Der Platzbedarf für die Tiere steigt explosionsartig an. Kommt man diesem
Platzbedarf nicht nach, oder kann man die Jungtiere nicht von den Eltern abtrennen,
ist der Ärger vorprogrammiert. Jedes der Jungtiere begibt sich sehr früh,
spätestens aber mit Erreichen der Geschlechtsreife auf die Suche nach
einem gegengeschlechtlichen und nicht verwandten Partner. Rein rechnerisch
ergibt sich daraus letztendlich eine Tierzahl von 14 Tieren (7 Pärchen),
für die man sehr viel Platz benötigen würde.

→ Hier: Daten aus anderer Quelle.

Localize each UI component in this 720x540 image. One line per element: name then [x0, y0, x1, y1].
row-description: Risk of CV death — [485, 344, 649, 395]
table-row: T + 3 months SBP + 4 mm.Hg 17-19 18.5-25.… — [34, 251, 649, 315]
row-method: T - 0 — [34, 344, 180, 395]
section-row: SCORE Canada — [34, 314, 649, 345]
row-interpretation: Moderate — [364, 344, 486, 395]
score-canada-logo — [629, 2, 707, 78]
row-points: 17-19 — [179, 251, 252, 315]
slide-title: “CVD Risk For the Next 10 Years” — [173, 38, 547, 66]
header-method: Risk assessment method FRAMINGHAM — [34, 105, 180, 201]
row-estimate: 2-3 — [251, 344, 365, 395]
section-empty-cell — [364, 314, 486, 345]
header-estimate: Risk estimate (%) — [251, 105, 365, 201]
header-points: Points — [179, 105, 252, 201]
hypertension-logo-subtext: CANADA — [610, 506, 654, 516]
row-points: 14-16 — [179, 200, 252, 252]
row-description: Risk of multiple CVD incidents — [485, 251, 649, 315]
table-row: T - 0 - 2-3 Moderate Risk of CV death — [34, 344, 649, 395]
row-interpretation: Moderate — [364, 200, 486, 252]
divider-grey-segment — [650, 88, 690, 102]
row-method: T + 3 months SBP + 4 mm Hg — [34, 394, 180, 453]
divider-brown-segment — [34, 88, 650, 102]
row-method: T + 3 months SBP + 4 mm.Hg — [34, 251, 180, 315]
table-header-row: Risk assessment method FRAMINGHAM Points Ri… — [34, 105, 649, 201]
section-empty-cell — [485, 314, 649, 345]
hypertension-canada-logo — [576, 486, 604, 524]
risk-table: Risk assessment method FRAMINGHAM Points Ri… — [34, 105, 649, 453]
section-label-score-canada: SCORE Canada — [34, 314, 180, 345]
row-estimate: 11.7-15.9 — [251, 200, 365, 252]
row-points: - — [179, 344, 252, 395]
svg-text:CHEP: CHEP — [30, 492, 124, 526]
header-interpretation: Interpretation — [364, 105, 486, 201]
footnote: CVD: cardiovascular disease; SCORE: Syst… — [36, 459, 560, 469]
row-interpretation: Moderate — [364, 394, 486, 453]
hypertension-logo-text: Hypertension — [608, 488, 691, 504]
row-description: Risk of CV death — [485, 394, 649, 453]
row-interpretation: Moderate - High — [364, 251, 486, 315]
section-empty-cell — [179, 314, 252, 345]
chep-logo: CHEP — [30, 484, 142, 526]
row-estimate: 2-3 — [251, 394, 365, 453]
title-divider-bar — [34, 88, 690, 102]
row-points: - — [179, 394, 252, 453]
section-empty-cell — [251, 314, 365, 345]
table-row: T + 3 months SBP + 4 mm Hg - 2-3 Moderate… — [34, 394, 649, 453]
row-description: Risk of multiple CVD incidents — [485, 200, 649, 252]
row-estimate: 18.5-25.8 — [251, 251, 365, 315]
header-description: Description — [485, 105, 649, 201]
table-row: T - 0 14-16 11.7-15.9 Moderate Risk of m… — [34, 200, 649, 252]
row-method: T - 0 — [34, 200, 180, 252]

Geschwister als
Pärchen zusammen zu halten oder zusammen weiter zu geben ist keine gute
Idee, denn oft stimmt die Geschlechterzusammensetzung nicht, aus einem Gelege
schlüpfen ungerade Tierzahlen.
- In der Regel sollen die
Jungtiere, wenn sie alt genug sind, abgegeben werden. Dabei gestaltet sich
die Suche nach neuen Besitzern möglicherweise schwieriger als erwartet.
Besonders Rosen- und Schwarzköpfchen werden in so großer Zahl nachgezogen,
so daß der Markt zum Teil schon gesättigt erscheint. Gibt man die
Tiere in den Zoohandel, hat man keinerlei Kontrolle mehr über das zukünftige
Zuhause der Vögel.
- Auf der Suche nach neuen
Besitzern bleibt es eine Gewissensfrage, ob man die Vögel nur zu zweit
(Geschwistertiere - Inzuchtgefahr bei eigener Brut!), zu einem bereits vorhandenen
Vogel oder in Einzelhaltung abgibt. Ich möchte an dieser Stelle nochmals
betonen, daß die Einzelhaltung von Vögeln nicht artgerecht ist
und in keinem Falle toleriert werden kann, auch nicht wenn der Vogel dringend
abgegeben werden muß.
- Bei Jungtieren ist es
ohne DNA-Analyse sehr schwer, das Geschlecht zu bestimmen. Sollen Tiere abgegeben
werden, stellt sich aber sehr oft gerade diese Frage, denn es sollen schließlich
neue, harmonierende Paare zusammengestellt werden.